President George W. Bush yesterday launched a fresh push to revive the stalled Middle East peace process, offering US leadership of efforts to find a two-state solution to the conflict.
Mr Bush said Palestinians faced a moment of choice be-tween peace and violence and urged the international com-munity to help them choose the better path. "Responsible nations have a responsibility to help clarify the way forward," he said.
He pledged $190m (£93m, €138m) of economic assistance to the Palestinian territories and $80m to help train Palestinian security forces.
The aid was aimed at strengthening Mahmoud Abbas, the embattled Palestinian president, whose Fatah party is engaged in a violent power struggle with Hamas, the Islamic militant group. Hamas seized control of Gaza earlier this year, while Fatah remains in charge of the West Bank.
The US initiative came as Tony Blair, former British prime minister, prepares to start his role as envoy for the Middle East Quartet. The Quartet - comprising the US, the European Union, Russia and the United Nations - is scheduled to meet in Lisbon on Thursday for the first time since Mr Blair's appointment.
Condoleezza Rice, US secretary of state, and Ban Ki-moon, UN secretary-general, are expected to attend.
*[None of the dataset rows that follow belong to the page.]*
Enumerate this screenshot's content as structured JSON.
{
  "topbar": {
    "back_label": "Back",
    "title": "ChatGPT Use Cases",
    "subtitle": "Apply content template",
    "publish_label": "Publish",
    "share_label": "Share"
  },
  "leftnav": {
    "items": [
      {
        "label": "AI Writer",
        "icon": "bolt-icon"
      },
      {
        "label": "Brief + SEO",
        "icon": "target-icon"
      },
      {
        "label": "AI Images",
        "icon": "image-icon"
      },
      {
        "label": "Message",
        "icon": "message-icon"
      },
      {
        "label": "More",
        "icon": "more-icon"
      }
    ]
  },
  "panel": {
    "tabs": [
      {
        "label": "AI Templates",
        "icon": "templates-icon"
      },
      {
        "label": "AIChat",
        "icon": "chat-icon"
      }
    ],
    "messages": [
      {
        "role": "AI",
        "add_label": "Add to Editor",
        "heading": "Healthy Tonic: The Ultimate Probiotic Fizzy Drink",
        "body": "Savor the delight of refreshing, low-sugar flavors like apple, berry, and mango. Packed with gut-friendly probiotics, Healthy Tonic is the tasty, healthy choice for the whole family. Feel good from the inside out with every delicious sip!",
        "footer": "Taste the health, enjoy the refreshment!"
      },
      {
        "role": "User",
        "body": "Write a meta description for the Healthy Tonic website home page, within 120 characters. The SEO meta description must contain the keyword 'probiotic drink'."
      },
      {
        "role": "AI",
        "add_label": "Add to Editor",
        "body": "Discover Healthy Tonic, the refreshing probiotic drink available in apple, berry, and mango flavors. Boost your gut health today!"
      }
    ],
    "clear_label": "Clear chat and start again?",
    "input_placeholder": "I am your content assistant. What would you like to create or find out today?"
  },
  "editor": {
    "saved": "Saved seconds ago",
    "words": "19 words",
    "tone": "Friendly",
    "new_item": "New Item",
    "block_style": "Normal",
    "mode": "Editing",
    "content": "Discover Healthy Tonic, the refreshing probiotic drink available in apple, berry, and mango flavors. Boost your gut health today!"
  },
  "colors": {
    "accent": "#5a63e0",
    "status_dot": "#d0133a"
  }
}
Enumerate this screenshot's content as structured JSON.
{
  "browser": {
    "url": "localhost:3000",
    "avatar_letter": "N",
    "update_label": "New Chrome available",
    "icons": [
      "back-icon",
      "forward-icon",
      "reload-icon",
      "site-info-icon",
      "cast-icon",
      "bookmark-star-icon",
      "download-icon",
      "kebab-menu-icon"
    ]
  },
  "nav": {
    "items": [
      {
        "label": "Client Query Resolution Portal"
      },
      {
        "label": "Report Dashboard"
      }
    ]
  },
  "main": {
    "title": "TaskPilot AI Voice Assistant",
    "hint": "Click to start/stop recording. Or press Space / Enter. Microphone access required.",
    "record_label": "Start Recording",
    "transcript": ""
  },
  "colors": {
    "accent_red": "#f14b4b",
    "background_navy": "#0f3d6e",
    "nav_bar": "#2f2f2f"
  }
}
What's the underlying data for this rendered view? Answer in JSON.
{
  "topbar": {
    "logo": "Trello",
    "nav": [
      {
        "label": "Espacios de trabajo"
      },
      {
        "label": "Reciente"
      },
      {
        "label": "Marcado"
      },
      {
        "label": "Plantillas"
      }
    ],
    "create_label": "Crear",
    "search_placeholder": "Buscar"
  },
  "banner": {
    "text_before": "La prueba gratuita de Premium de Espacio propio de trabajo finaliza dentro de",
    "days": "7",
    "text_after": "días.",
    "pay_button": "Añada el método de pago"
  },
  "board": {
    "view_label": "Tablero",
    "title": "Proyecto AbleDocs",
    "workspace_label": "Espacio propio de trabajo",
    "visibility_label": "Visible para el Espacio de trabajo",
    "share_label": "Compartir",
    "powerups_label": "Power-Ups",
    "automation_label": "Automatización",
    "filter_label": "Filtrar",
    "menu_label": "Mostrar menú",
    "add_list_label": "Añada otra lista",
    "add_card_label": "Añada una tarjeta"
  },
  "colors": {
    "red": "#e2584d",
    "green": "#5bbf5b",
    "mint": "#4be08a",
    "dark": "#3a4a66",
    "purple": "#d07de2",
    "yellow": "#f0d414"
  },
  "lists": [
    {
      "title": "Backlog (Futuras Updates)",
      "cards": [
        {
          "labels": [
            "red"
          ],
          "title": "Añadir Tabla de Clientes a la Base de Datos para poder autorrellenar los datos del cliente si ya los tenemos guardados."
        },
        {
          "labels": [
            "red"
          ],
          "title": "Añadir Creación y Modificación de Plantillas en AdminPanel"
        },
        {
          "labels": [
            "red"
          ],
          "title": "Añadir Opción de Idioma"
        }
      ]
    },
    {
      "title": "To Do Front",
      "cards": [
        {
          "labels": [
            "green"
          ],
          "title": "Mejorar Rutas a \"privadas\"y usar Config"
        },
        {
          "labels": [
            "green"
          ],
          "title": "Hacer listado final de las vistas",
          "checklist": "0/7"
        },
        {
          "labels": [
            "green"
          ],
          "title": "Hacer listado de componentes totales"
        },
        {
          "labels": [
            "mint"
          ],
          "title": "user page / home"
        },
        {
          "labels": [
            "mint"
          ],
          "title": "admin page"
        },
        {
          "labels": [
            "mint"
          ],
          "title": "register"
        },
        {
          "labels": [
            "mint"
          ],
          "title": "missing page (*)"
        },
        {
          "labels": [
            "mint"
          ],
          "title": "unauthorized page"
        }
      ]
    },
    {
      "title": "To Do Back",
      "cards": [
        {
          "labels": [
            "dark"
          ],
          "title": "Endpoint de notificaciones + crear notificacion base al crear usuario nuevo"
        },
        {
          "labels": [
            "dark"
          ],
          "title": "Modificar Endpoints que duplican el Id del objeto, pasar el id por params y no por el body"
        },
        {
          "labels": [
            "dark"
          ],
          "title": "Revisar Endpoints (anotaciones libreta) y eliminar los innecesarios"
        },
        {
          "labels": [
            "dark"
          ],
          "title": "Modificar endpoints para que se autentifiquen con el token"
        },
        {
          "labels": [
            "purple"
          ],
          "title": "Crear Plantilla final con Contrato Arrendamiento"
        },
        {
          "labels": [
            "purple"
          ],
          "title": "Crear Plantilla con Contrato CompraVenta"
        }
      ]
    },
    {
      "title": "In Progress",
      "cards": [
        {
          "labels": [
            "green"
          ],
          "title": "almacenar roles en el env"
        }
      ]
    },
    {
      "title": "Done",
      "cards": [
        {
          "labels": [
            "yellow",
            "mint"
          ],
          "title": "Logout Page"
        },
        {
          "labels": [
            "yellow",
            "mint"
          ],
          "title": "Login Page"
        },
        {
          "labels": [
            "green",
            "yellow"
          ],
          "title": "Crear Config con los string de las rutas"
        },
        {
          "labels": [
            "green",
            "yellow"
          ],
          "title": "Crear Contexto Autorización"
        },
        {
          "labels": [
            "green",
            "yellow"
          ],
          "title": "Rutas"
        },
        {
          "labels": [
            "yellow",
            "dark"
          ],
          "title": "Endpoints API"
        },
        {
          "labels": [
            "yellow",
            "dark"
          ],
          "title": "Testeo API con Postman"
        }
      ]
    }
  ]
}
The meeting will also be the Quartet's first since Hamas captured Gaza in June, driving a wedge through the Palestinian territories.
Mr Bush said the US would offer "strong support" for Mr Blair in his new role of mobilising international assistance for the Palestinians.
Yesterday's intervention by Mr Bush came after Mr Abbas consolidated his control of the West Bank on Saturday by installing an inter-im government of moderates. "The president sees there is an opportunity there now to show the Palestinian people a choice between the kind of violence and chaos under Hamas in Gaza and the prospect, under President Abbas and prime minister Salem Fayyad, for an effective democratic Palestinian state," said Stephen Hadley, US national security adviser.
Mr Bush set out a vision of Palestine as a "partner not a danger" for Israel and urged Palestinians to "demonstrate once and for all that terrorism has no place in a Palestinian state".
"The Palestinian government must arrest terrorists, confiscate illegal weapons and work to stop attacks on Israel," the president said, adding that the Palestinian Authority must also earn the trust of Palestinians by tackling corruption.
Israel and Arab states also had responsibilities to help find a two-state solution, he said.
Mr Bush and Ehud Olmert, Israeli prime minister, pledged last month to work together to strengthen Mr Abbas against Hamas, which the US and EU regard as a terrorist group.
Mr Bush linked the strife within the Palestinian territories to broader turmoil in the Middle East, saying it was part of the same struggle against extremists also faced by Lebanon, Iraq and Afghanistan. "Conceding any of these struggles to extremists would have deadly consequences for the world," he said.